南山の先生

学部別インデックス

法学部・法律学科/法務研究科

伊藤 司

職名 教授
専攻分野 民法
主要著書・論文 「ドイツにおける婚姻外生活共同体」 法学57巻5号
「配偶者の協力義務と夫婦財産の清算(一)、(二)、(三・完)」 法学58巻6巻、法学59巻1号、4号
「離婚後扶養に関する一考察」太田・中村編『民事法秩序の生成と展開』(創文社)
将来的研究分野 家族財産の法的処理についての研究、金利規制のあり方についての研究
担当の授業科目 「家族法A」「家族法B」

「婚姻届」は必要?

皆さんは結婚について考えたことがありますか?この文章を読む多くの方々はあまり真剣に考えたことはないでしょう。しかし周りには結婚をしている人がたくさんいませんか?結婚というのはそれくらい私たちの身近にあるものなのです。

では、なぜ人は結婚するのでしょうか?このような非常に漠然とした問いにはいろいろな答え方があることでしょう。ここではもう少し問題を小さくしてみましょう。民法という法律では、結婚(法律用語では「婚姻」といいます)するためには「婚姻届」を役所に提出しなければならないとされています(民法739条)。この手続きにより、様々な法律上の効果が発生します。皆さんの周りにいる多くの結婚した人たちもこの「婚姻届」を提出しているはずです。では人は、なぜ「婚姻届」を提出するのでしょうか?法律で決まっているからでしょうか。あるいはみんながしているからでしょうか。もしかしたら、何となくしている人もいるかもしれません。しかし、考えてみれば、これは不思議なことです。なぜなら、お互いに愛し合っていれば、夫婦として生活していくことは不可能ではないはずだからです。言いかえれば、人は愛し合っているからこそ結婚するのであって、愛があれば十分だということもできるはずです。つまり、結婚するのに「婚姻届」は本当に必要なのかは疑問だ、ということになります。

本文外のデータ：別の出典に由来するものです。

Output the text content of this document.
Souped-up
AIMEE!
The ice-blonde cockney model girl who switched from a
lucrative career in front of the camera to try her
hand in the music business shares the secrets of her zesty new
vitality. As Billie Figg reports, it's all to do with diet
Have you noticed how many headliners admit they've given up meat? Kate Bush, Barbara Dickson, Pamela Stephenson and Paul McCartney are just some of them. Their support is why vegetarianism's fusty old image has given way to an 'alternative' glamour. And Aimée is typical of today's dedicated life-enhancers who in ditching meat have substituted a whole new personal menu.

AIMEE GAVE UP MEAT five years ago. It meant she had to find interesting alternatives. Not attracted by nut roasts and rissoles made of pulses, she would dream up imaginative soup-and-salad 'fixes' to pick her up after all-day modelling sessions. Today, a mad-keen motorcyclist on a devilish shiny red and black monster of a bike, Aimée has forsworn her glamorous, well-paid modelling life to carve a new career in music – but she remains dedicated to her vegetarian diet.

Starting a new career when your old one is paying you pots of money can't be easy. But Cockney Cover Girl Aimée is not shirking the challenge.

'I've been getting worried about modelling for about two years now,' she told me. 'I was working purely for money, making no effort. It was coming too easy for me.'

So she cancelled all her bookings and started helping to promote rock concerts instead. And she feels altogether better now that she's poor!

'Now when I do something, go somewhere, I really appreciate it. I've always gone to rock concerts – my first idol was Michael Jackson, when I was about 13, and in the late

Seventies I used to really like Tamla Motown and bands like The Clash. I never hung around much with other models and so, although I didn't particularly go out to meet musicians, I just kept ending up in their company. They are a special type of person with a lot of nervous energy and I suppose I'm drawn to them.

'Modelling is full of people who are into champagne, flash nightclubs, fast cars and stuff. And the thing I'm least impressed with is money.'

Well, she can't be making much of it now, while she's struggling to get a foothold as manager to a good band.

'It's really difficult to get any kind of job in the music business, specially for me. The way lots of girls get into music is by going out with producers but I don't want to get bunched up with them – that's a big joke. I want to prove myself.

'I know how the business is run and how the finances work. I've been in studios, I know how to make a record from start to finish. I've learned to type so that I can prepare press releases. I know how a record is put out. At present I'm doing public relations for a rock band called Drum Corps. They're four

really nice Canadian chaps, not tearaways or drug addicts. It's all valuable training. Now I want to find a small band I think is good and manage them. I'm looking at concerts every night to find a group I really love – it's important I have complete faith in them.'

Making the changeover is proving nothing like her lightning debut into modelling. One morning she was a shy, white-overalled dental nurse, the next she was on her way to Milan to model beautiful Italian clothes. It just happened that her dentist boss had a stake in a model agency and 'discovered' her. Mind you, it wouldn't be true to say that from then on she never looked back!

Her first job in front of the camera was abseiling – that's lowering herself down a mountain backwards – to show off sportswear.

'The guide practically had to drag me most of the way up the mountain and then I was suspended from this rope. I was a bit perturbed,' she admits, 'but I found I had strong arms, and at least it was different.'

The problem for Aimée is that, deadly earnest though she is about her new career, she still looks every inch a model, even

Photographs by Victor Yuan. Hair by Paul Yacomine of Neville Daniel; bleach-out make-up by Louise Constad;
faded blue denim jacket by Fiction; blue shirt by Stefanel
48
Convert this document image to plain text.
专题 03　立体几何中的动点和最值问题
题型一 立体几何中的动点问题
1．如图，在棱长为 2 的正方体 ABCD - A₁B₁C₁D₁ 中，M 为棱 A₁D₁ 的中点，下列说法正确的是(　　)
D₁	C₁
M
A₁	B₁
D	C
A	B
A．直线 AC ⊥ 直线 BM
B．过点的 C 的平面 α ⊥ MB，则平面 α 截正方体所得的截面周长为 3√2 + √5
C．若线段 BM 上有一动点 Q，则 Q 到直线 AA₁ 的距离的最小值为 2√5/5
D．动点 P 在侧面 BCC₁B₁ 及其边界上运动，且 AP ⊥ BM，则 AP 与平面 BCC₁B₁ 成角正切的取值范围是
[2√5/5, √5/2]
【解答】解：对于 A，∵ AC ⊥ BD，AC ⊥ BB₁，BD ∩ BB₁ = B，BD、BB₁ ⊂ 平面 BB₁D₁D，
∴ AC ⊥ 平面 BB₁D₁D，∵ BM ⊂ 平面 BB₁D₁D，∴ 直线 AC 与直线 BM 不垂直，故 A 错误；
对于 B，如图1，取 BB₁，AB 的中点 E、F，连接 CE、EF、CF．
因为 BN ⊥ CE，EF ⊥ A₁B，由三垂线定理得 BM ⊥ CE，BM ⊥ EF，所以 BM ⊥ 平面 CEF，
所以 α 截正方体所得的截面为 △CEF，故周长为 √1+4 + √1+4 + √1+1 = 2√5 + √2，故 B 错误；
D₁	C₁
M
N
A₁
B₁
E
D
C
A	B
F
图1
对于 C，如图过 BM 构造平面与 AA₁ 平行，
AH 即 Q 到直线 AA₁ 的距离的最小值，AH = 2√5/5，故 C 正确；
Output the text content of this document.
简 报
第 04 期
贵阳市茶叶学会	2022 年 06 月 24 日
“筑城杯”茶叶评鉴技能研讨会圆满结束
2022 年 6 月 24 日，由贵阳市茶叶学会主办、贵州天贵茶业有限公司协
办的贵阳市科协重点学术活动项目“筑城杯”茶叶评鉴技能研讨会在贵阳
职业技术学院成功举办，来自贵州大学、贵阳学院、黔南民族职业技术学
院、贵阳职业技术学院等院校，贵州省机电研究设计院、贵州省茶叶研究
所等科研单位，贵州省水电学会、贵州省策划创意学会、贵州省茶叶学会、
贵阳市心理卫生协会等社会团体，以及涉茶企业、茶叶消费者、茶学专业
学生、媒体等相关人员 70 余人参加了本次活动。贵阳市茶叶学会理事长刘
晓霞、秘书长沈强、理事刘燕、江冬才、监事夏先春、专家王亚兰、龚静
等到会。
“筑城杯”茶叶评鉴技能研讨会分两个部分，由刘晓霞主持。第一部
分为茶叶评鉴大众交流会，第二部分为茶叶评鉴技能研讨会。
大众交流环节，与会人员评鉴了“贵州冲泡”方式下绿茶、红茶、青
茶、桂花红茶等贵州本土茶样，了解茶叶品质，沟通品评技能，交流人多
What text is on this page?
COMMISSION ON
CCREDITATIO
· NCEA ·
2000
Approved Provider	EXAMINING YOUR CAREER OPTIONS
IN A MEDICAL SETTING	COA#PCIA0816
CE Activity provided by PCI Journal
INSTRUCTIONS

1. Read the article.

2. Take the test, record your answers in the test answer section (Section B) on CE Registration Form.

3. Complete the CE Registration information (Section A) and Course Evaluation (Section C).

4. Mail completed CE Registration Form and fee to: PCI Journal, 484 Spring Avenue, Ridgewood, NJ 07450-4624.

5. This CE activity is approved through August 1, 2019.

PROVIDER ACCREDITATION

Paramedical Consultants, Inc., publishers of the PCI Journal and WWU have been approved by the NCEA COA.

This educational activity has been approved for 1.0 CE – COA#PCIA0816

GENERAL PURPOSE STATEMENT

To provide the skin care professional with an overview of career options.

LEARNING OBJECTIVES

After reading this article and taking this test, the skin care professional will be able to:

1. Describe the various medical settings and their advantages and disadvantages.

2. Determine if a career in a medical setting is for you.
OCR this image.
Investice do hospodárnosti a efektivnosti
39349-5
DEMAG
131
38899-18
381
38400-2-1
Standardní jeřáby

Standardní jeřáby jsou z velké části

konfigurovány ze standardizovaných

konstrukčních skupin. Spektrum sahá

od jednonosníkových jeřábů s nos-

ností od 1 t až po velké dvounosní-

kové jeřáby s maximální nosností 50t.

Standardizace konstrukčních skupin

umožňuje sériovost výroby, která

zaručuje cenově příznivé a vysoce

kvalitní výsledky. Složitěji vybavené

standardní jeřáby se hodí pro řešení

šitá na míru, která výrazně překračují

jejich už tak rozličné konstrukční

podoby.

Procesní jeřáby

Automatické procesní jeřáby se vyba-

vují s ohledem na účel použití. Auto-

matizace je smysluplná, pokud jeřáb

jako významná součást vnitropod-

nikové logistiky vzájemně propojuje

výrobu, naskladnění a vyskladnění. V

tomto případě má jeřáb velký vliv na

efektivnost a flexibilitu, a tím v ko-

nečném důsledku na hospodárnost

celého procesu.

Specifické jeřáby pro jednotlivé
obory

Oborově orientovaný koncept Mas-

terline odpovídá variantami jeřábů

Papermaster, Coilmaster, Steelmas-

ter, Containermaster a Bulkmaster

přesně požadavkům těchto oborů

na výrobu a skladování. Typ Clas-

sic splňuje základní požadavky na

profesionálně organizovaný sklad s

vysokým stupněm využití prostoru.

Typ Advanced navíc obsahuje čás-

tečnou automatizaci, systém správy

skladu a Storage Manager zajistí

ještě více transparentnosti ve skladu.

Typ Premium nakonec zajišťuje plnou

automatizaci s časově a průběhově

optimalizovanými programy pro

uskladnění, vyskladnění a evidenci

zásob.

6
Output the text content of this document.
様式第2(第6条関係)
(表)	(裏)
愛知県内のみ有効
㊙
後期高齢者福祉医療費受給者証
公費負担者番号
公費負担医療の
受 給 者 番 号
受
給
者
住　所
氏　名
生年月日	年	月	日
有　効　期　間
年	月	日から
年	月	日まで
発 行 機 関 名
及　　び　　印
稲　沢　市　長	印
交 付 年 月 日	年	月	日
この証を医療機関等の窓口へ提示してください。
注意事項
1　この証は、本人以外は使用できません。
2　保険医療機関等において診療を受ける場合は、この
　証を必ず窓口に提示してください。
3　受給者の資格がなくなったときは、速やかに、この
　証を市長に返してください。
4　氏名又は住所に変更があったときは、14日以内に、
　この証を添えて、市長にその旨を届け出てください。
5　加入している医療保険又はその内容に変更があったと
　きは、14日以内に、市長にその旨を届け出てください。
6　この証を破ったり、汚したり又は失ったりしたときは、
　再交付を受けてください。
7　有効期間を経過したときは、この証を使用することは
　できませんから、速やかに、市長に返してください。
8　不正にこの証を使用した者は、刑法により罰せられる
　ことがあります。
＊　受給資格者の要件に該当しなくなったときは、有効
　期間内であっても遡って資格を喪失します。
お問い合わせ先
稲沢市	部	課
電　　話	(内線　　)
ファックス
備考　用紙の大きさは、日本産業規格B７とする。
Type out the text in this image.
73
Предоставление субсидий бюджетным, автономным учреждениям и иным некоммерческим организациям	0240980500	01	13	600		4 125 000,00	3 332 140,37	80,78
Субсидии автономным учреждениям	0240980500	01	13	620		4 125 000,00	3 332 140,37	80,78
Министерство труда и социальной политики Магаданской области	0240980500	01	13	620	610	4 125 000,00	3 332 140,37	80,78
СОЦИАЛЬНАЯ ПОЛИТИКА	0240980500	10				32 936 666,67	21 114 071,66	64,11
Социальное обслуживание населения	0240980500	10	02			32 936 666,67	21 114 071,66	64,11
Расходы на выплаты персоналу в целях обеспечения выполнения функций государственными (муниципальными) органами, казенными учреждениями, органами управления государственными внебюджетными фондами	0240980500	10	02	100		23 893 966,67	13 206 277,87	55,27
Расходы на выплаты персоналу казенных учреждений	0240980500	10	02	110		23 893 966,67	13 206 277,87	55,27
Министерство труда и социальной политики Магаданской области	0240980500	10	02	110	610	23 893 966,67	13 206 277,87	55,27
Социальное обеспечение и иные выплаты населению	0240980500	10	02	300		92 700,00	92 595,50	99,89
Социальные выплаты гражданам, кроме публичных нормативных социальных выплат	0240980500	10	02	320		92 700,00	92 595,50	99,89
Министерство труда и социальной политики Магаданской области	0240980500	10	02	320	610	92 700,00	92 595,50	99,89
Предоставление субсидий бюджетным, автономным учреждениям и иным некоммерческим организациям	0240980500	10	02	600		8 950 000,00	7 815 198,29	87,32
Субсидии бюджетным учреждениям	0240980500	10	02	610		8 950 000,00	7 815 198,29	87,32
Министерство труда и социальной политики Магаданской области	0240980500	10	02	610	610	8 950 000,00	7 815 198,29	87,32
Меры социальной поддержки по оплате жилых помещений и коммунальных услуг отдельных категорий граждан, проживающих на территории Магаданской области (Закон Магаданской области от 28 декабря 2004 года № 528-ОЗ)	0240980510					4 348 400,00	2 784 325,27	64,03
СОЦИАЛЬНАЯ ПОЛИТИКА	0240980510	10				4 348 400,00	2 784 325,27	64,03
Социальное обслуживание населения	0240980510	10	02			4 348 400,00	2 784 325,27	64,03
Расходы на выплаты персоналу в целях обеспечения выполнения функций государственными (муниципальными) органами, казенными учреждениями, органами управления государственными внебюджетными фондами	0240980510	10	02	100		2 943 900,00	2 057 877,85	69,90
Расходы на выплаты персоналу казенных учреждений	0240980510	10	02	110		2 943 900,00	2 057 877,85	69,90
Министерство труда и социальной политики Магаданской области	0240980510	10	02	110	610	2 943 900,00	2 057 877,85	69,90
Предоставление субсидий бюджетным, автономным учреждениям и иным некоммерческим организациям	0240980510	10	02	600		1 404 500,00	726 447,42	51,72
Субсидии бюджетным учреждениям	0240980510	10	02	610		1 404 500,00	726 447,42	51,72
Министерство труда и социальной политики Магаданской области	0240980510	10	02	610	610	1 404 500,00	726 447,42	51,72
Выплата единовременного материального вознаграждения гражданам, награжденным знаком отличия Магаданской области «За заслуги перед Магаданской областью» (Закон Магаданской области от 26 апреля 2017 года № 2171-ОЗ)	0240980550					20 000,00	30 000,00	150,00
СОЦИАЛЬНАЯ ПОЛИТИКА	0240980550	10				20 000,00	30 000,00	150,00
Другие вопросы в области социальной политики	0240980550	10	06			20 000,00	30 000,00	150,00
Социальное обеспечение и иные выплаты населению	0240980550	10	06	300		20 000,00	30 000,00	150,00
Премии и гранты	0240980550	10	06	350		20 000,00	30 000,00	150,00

では「婚姻届」のような法律上の手続きは不要なのでしょうか?外国の例を調べてみると、多くの国々で日本の「婚姻届」とは異なるものの、何らかの形での結婚の登録制度があります。多くの国々では、人々がある方式に従って(法律上の)結婚をしています。世界の多くの国々で行われているから必要だ、とは言えませんが、なくしてよいのだと簡単にいうことはできないように思われます。つまり、愛の力だけで夫婦がつながっているのではなく、法律の力によってもつながっているというのが一般的なのです。

しかし一方でヨーロッパを中心に別の現象も起こっています。それはこのような法律制度を拒否する人々が現れ始めたのです。つまり、愛し合っている2人が夫婦同然に生活しますが、法律上の手続きをわざととらないのです。このような人々は、「自分たちは愛に基づいて共同生活をしているので、法律上の手続きはいらない」と主張しています。この主張はある意味では純粋な考え方です。人は愛にのみ基づいて夫婦となるのだ、というわけですから。この立場からすると、結婚についての法律の力はあまり必要ないことになるのかもしれません。しかし、よく調べてみるとそう簡単な問題ではないことがわかります。なぜなら、そのような主張をして共同生活をはじめた人のなかには、その後法律上の登録手続きをとる人が少なくないからです。このような人は、何らかの法律的な力を必要としているのでしょう。こう考えると、ますます問題は複雑になります。

愛に基づかない結婚はあり得ないことは確かだと思うのですが、愛さえあればいいのかについては難しいということです。法律の議論というと、難しい理屈のことを連想しがちですが、このように理屈では割り切れない問題も考えなければなりません。皆さんも考えてみてください。